現在の市場で起きている変化は、主に以下の点に集約されます:
- AIによる業務代替:データ入力や基礎的なリサーチ、定型的な文書作成など、新人が学びながら担当していた業務をAIが担うようになった。
- 即戦力への要求:企業側が教育コストを削減し、最初から一定のスキルや実務経験を持つ人材を求める傾向が強まっている。

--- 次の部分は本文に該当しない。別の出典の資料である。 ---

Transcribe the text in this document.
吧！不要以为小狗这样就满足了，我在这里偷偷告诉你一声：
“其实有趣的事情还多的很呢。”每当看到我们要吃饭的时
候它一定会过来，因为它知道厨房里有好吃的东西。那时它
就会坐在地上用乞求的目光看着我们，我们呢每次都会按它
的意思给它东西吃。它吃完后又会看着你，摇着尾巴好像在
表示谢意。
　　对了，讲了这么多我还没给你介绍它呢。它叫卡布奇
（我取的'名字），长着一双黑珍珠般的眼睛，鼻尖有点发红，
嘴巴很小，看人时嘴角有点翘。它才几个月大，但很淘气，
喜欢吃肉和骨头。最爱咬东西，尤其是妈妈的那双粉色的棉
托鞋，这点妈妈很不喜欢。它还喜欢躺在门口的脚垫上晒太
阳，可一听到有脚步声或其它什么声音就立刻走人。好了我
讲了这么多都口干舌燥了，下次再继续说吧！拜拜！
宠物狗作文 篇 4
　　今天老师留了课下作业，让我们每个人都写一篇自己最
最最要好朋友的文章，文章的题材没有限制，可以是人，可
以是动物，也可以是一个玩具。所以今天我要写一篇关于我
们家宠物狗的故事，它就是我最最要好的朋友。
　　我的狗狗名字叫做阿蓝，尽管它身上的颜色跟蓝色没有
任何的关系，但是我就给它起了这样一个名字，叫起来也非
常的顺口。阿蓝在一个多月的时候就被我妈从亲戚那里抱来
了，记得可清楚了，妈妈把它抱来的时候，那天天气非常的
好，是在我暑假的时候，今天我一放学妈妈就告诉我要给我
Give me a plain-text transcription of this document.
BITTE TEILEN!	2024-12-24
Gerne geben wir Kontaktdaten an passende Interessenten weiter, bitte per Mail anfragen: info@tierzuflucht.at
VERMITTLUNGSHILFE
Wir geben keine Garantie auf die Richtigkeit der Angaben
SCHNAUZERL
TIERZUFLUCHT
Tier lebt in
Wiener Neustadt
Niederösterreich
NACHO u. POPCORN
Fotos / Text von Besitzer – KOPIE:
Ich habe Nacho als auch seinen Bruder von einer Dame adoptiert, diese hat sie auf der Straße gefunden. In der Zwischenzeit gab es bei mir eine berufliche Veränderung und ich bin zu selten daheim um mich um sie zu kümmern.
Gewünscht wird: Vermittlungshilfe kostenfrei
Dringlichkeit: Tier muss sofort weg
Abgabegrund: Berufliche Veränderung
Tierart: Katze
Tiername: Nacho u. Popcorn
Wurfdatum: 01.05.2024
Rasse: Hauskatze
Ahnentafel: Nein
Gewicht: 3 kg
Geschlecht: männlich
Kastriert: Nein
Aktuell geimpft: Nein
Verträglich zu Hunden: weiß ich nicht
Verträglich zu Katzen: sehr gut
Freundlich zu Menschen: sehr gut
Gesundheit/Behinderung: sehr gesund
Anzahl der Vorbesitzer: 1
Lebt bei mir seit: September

- 経験のパラドックス:仕事を得るには経験が必要だが、経験を積むための「最初の一歩(エントリーレベルの仕事)」が見当たらないという矛盾。
私たちは「キャリアの始まり」をどう再定義するか
AIが基礎的なタスクをこなす時代において、人間にしかできない「価値」とは何なのか。そして、経験のない若者がどのようにしてその価値を証明し、社会へと足を踏み入れるべきなのか。これは単なる個人の努力の問題ではなく、企業側の採用基準や、教育機関におけるスキル習得のあり方そのものが問われている課題と言えるかもしれません。
効率化が進む社会の中で、あえて「時間をかけて人を育てる」という文化がどのような意味を持つのか。若者たちの不安は、現代の労働市場が抱える構造的な変化を浮き彫りにしています。